I was part of the conversation on comp.lang.scheme back when they were inventing hygienic macros, so I know all the arguments.
The thing is, doing macros at all is going to be very hard in a block-based language. In Lisp, it's easy because code is automatically data -- the surface representation is a list. Our scripts are first class, but they're atomic; there's no way to look inside them. So the first thing I have to do is invent a translation between blocks and manipulable code. That's already messy: Do I treat variable references as a special case, as in Lisp, or do I just represent them as niladic functions, which is how they look as blocks? How do I represent the header (the prototype, in our documentation) of a procedure? Lisp has the procedure's name as a single atom at the beginning, but our blocks' titles are spread out all over the block. All that sort of thing has to be specified before we begin.
So once that's ready to go, I want to be able to test its usability without debugging hygienic macros at the same time. FEXPRs I can implement in my sleep. So after that's debugged, then I can think about implementing hygienic macros instead.
But, let's talk about why you think it's a good idea for us. Our users aren't writing humongous industrial software in teams of 500 programmers. They're kids. Back in the day, when they first invented the R5RS macro system, there were a bevy of comp.lang.scheme posts from famous Knights of the Lambda Calculus who couldn't figure out how to express what they wanted to do hygienically. By contrast, anyone can understand FEXPRs. They have to be taught about the danger of name capture, yes, but I think that's an easier lesson than using hygienic macros.
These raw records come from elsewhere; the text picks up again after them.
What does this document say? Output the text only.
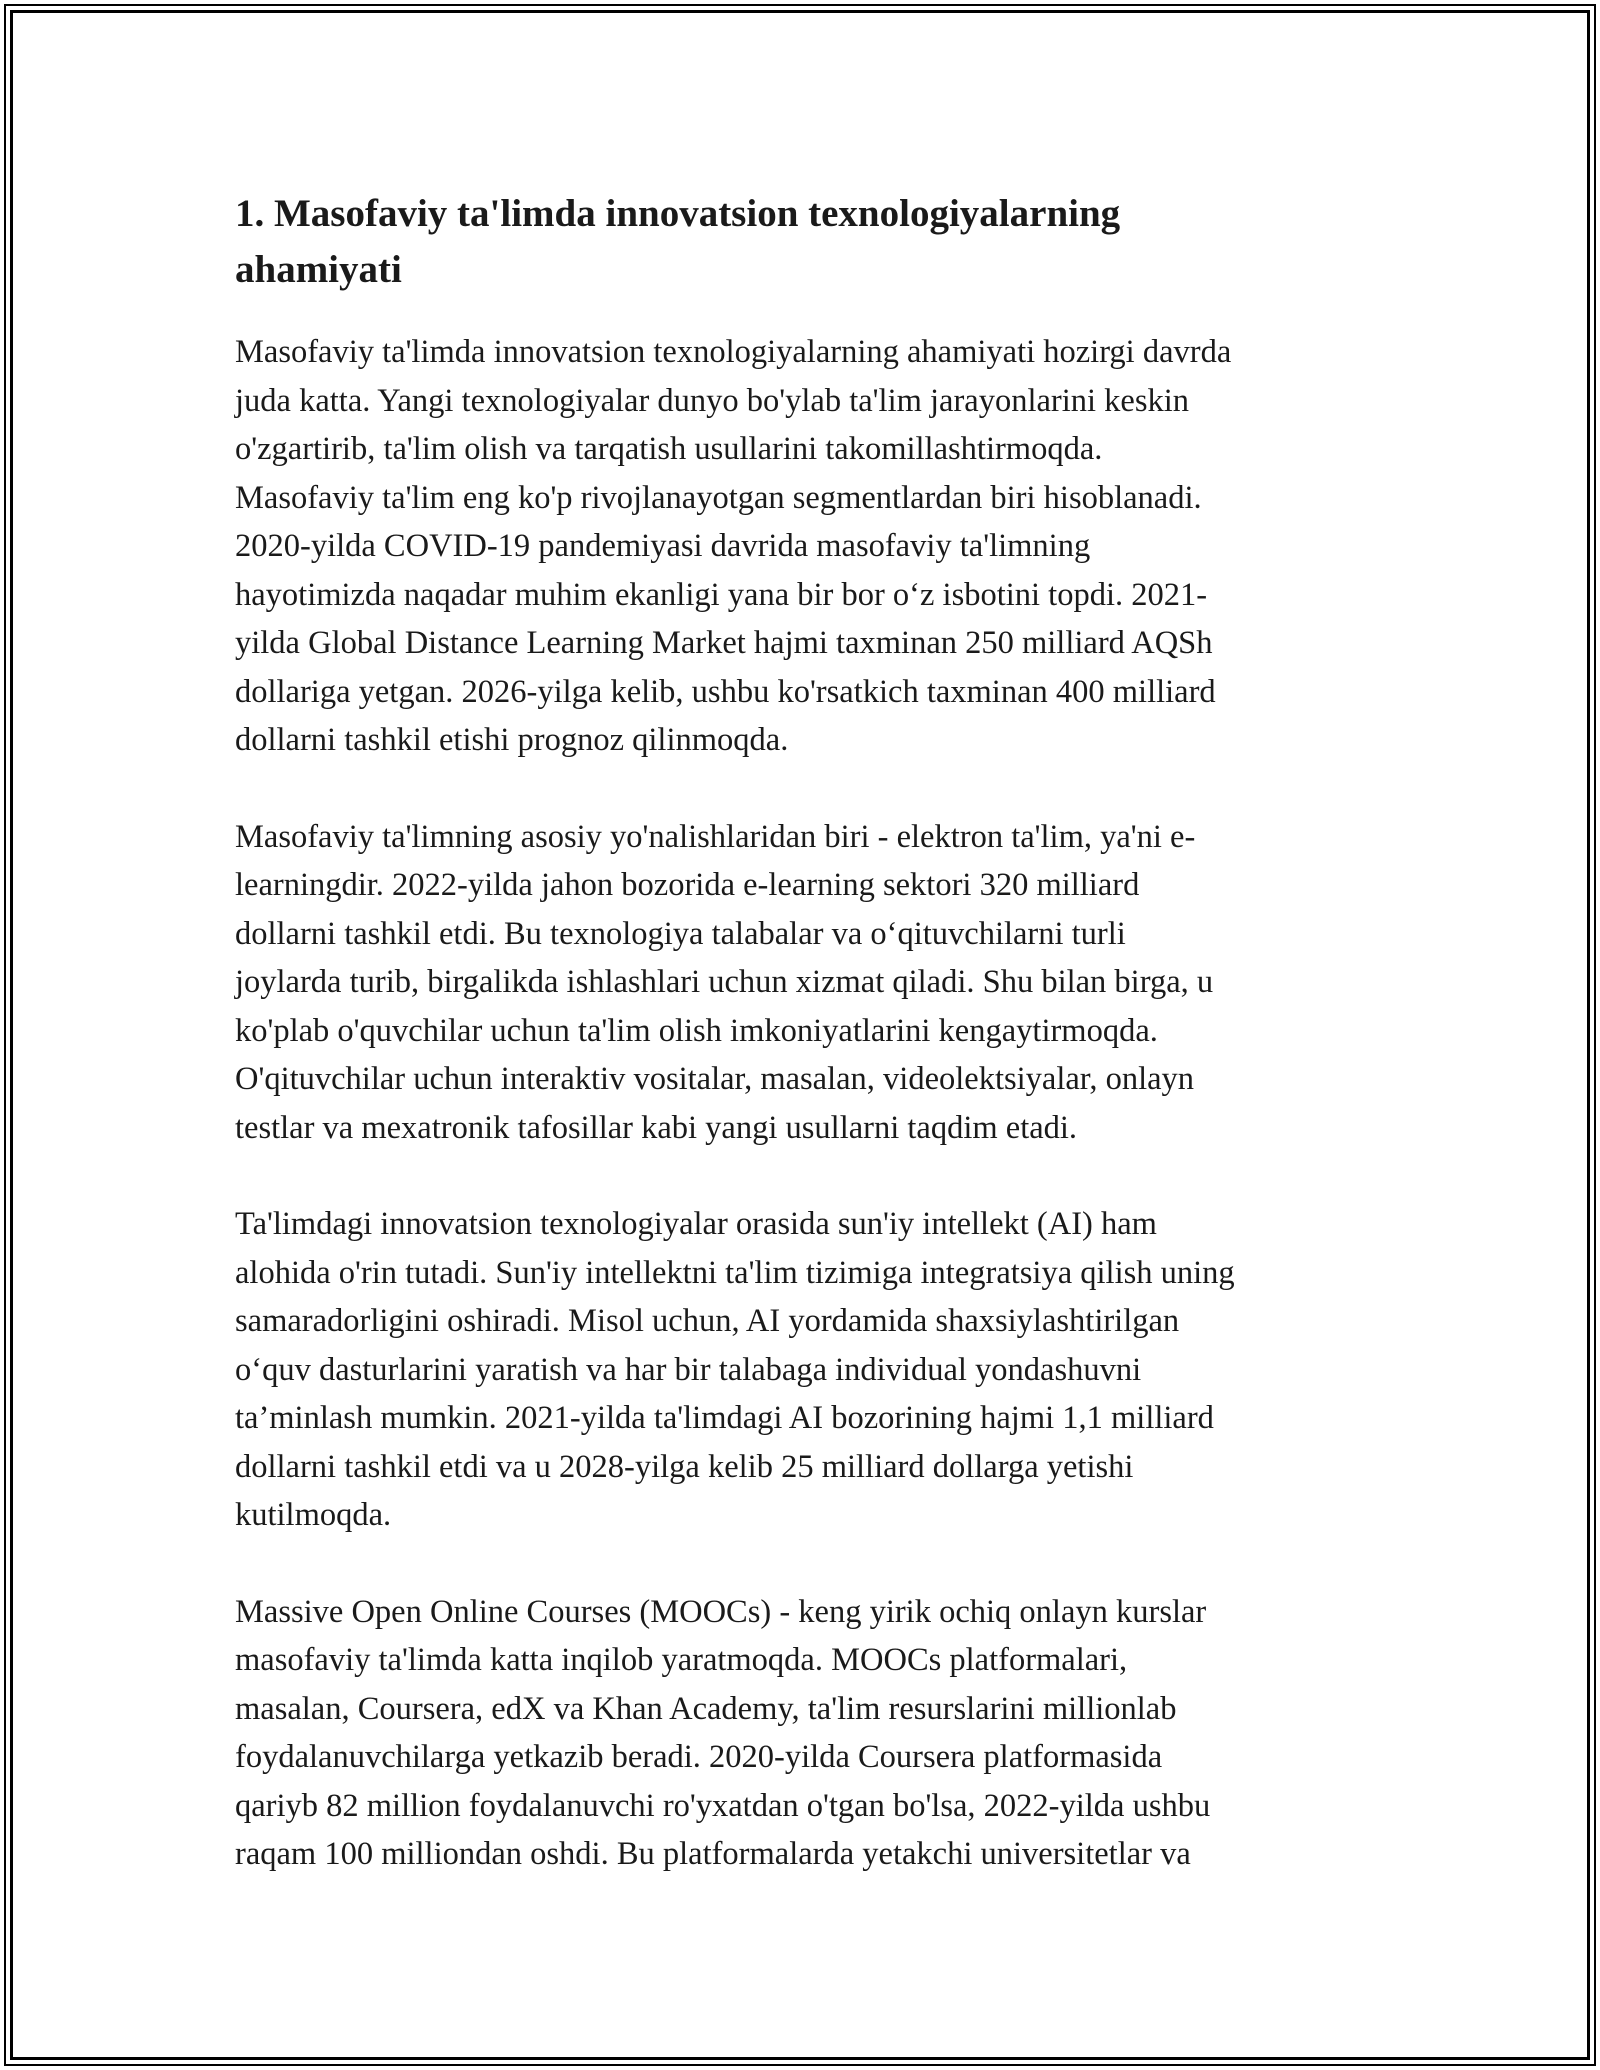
1. Masofaviy ta'limda innovatsion texnologiyalarning
ahamiyati

Masofaviy ta'limda innovatsion texnologiyalarning ahamiyati hozirgi davrda
juda katta. Yangi texnologiyalar dunyo bo'ylab ta'lim jarayonlarini keskin
o'zgartirib, ta'lim olish va tarqatish usullarini takomillashtirmoqda.
Masofaviy ta'lim eng ko'p rivojlanayotgan segmentlardan biri hisoblanadi.
2020-yilda COVID-19 pandemiyasi davrida masofaviy ta'limning
hayotimizda naqadar muhim ekanligi yana bir bor o‘z isbotini topdi. 2021-
yilda Global Distance Learning Market hajmi taxminan 250 milliard AQSh
dollariga yetgan. 2026-yilga kelib, ushbu ko'rsatkich taxminan 400 milliard
dollarni tashkil etishi prognoz qilinmoqda.

Masofaviy ta'limning asosiy yo'nalishlaridan biri - elektron ta'lim, ya'ni e-
learningdir. 2022-yilda jahon bozorida e-learning sektori 320 milliard
dollarni tashkil etdi. Bu texnologiya talabalar va o‘qituvchilarni turli
joylarda turib, birgalikda ishlashlari uchun xizmat qiladi. Shu bilan birga, u
ko'plab o'quvchilar uchun ta'lim olish imkoniyatlarini kengaytirmoqda.
O'qituvchilar uchun interaktiv vositalar, masalan, videolektsiyalar, onlayn
testlar va mexatronik tafosillar kabi yangi usullarni taqdim etadi.

Ta'limdagi innovatsion texnologiyalar orasida sun'iy intellekt (AI) ham
alohida o'rin tutadi. Sun'iy intellektni ta'lim tizimiga integratsiya qilish uning
samaradorligini oshiradi. Misol uchun, AI yordamida shaxsiylashtirilgan
o‘quv dasturlarini yaratish va har bir talabaga individual yondashuvni
ta’minlash mumkin. 2021-yilda ta'limdagi AI bozorining hajmi 1,1 milliard
dollarni tashkil etdi va u 2028-yilga kelib 25 milliard dollarga yetishi
kutilmoqda.

Massive Open Online Courses (MOOCs) - keng yirik ochiq onlayn kurslar
masofaviy ta'limda katta inqilob yaratmoqda. MOOCs platformalari,
masalan, Coursera, edX va Khan Academy, ta'lim resurslarini millionlab
foydalanuvchilarga yetkazib beradi. 2020-yilda Coursera platformasida
qariyb 82 million foydalanuvchi ro'yxatdan o'tgan bo'lsa, 2022-yilda ushbu
raqam 100 milliondan oshdi. Bu platformalarda yetakchi universitetlar va
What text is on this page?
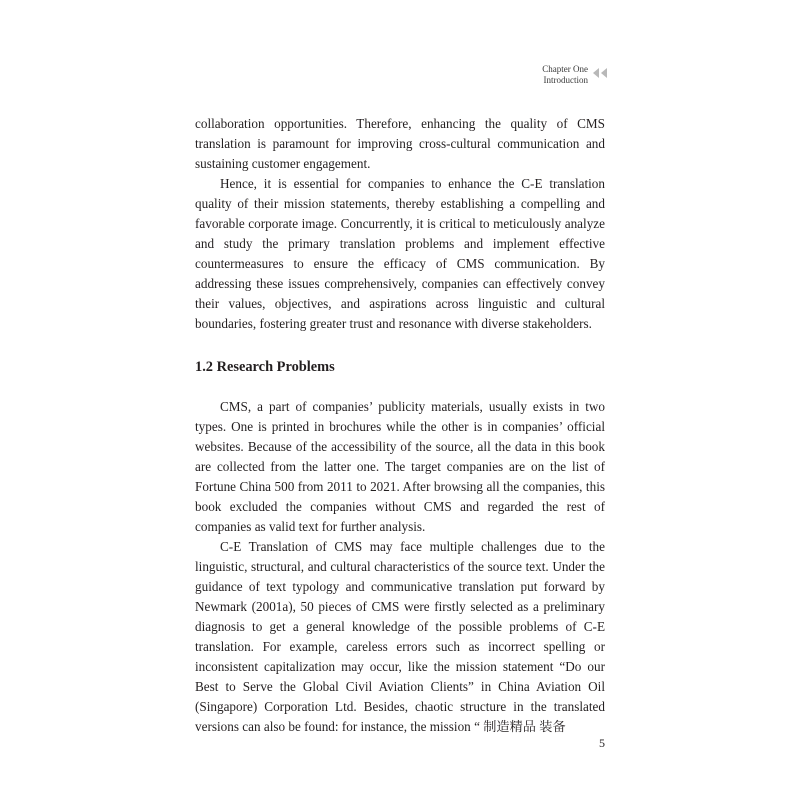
Chapter One
Introduction

collaboration opportunities. Therefore, enhancing the quality of CMS translation is paramount for improving cross-cultural communication and sustaining customer engagement.

Hence, it is essential for companies to enhance the C-E translation quality of their mission statements, thereby establishing a compelling and favorable corporate image. Concurrently, it is critical to meticulously analyze and study the primary translation problems and implement effective countermeasures to ensure the efficacy of CMS communication. By addressing these issues comprehensively, companies can effectively convey their values, objectives, and aspirations across linguistic and cultural boundaries, fostering greater trust and resonance with diverse stakeholders.

1.2 Research Problems

CMS, a part of companies’ publicity materials, usually exists in two types. One is printed in brochures while the other is in companies’ official websites. Because of the accessibility of the source, all the data in this book are collected from the latter one. The target companies are on the list of Fortune China 500 from 2011 to 2021. After browsing all the companies, this book excluded the companies without CMS and regarded the rest of companies as valid text for further analysis.

C-E Translation of CMS may face multiple challenges due to the linguistic, structural, and cultural characteristics of the source text. Under the guidance of text typology and communicative translation put forward by Newmark (2001a), 50 pieces of CMS were firstly selected as a preliminary diagnosis to get a general knowledge of the possible problems of C-E translation. For example, careless errors such as incorrect spelling or inconsistent capitalization may occur, like the mission statement “Do our Best to Serve the Global Civil Aviation Clients” in China Aviation Oil (Singapore) Corporation Ltd. Besides, chaotic structure in the translated versions can also be found: for instance, the mission “ 制造精品 装备

5
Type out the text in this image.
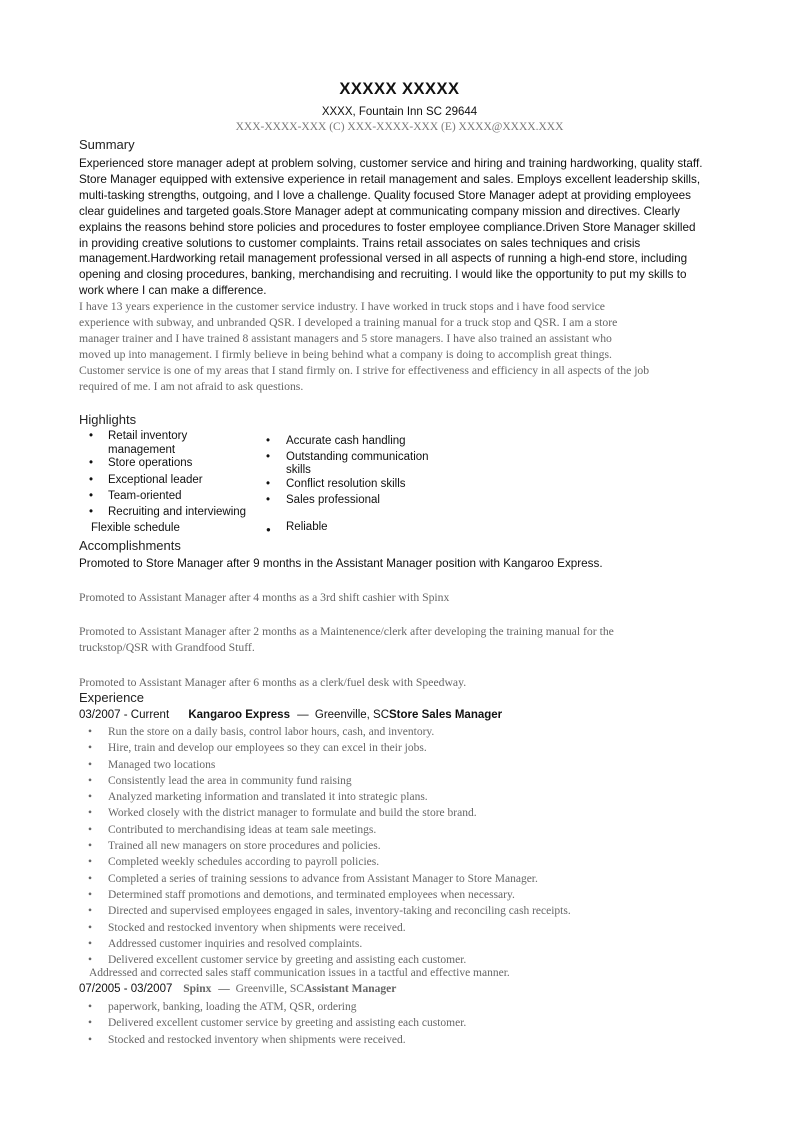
XXXXX XXXXX
XXXX, Fountain Inn SC 29644
XXX-XXXX-XXX (C) XXX-XXXX-XXX (E) XXXX@XXXX.XXX
Summary
Experienced store manager adept at problem solving, customer service and hiring and training hardworking, quality staff.
Store Manager equipped with extensive experience in retail management and sales. Employs excellent leadership skills,
multi-tasking strengths, outgoing, and I love a challenge. Quality focused Store Manager adept at providing employees
clear guidelines and targeted goals.Store Manager adept at communicating company mission and directives. Clearly
explains the reasons behind store policies and procedures to foster employee compliance.Driven Store Manager skilled
in providing creative solutions to customer complaints. Trains retail associates on sales techniques and crisis
management.Hardworking retail management professional versed in all aspects of running a high-end store, including
opening and closing procedures, banking, merchandising and recruiting. I would like the opportunity to put my skills to
work where I can make a difference.
I have 13 years experience in the customer service industry. I have worked in truck stops and i have food service
experience with subway, and unbranded QSR. I developed a training manual for a truck stop and QSR. I am a store
manager trainer and I have trained 8 assistant managers and 5 store managers. I have also trained an assistant who
moved up into management. I firmly believe in being behind what a company is doing to accomplish great things.
Customer service is one of my areas that I stand firmly on. I strive for effectiveness and efficiency in all aspects of the job
required of me. I am not afraid to ask questions.
Highlights
• Retail inventory
management
• Store operations
• Exceptional leader
• Team-oriented
• Recruiting and interviewing
Flexible schedule
• Accurate cash handling
• Outstanding communication
skills
• Conflict resolution skills
• Sales professional
● Reliable
Accomplishments
Promoted to Store Manager after 9 months in the Assistant Manager position with Kangaroo Express.
Promoted to Assistant Manager after 4 months as a 3rd shift cashier with Spinx
Promoted to Assistant Manager after 2 months as a Maintenence/clerk after developing the training manual for the
truckstop/QSR with Grandfood Stuff.
Promoted to Assistant Manager after 6 months as a clerk/fuel desk with Speedway.
Experience
03/2007 - Current Kangaroo Express — Greenville, SCStore Sales Manager
• Run the store on a daily basis, control labor hours, cash, and inventory.
• Hire, train and develop our employees so they can excel in their jobs.
• Managed two locations
• Consistently lead the area in community fund raising
• Analyzed marketing information and translated it into strategic plans.
• Worked closely with the district manager to formulate and build the store brand.
• Contributed to merchandising ideas at team sale meetings.
• Trained all new managers on store procedures and policies.
• Completed weekly schedules according to payroll policies.
• Completed a series of training sessions to advance from Assistant Manager to Store Manager.
• Determined staff promotions and demotions, and terminated employees when necessary.
• Directed and supervised employees engaged in sales, inventory-taking and reconciling cash receipts.
• Stocked and restocked inventory when shipments were received.
• Addressed customer inquiries and resolved complaints.
• Delivered excellent customer service by greeting and assisting each customer.
Addressed and corrected sales staff communication issues in a tactful and effective manner.
07/2005 - 03/2007 Spinx — Greenville, SCAssistant Manager
• paperwork, banking, loading the ATM, QSR, ordering
• Delivered excellent customer service by greeting and assisting each customer.
• Stocked and restocked inventory when shipments were received.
As an analogy, Logo is dynamically scoped because, for several reasons, that's better for learners. I can go into the reasons if you like. I wish Snap! were dynamically scoped. Jens won't allow it because it would make our interpreter slower. (I thought I had a solution to that problem, but my solution fails in cases of tail call elimination.) That's actually a pretty good example, because hygienic macros are the compile-time analog of lexical scope.
So when you say "fexpr’s seem like a bad idea," is that on general principles or do you have a teaching reason in mind?
I admit that my slogan "Snap! is Scheme disguised as Scratch" would sort of push in the direction of hygienic macros. But historically we built Snap! more with the idea of Logo disguised as Scratch. It was just when we added lambda that we started thinking more in Scheme terms.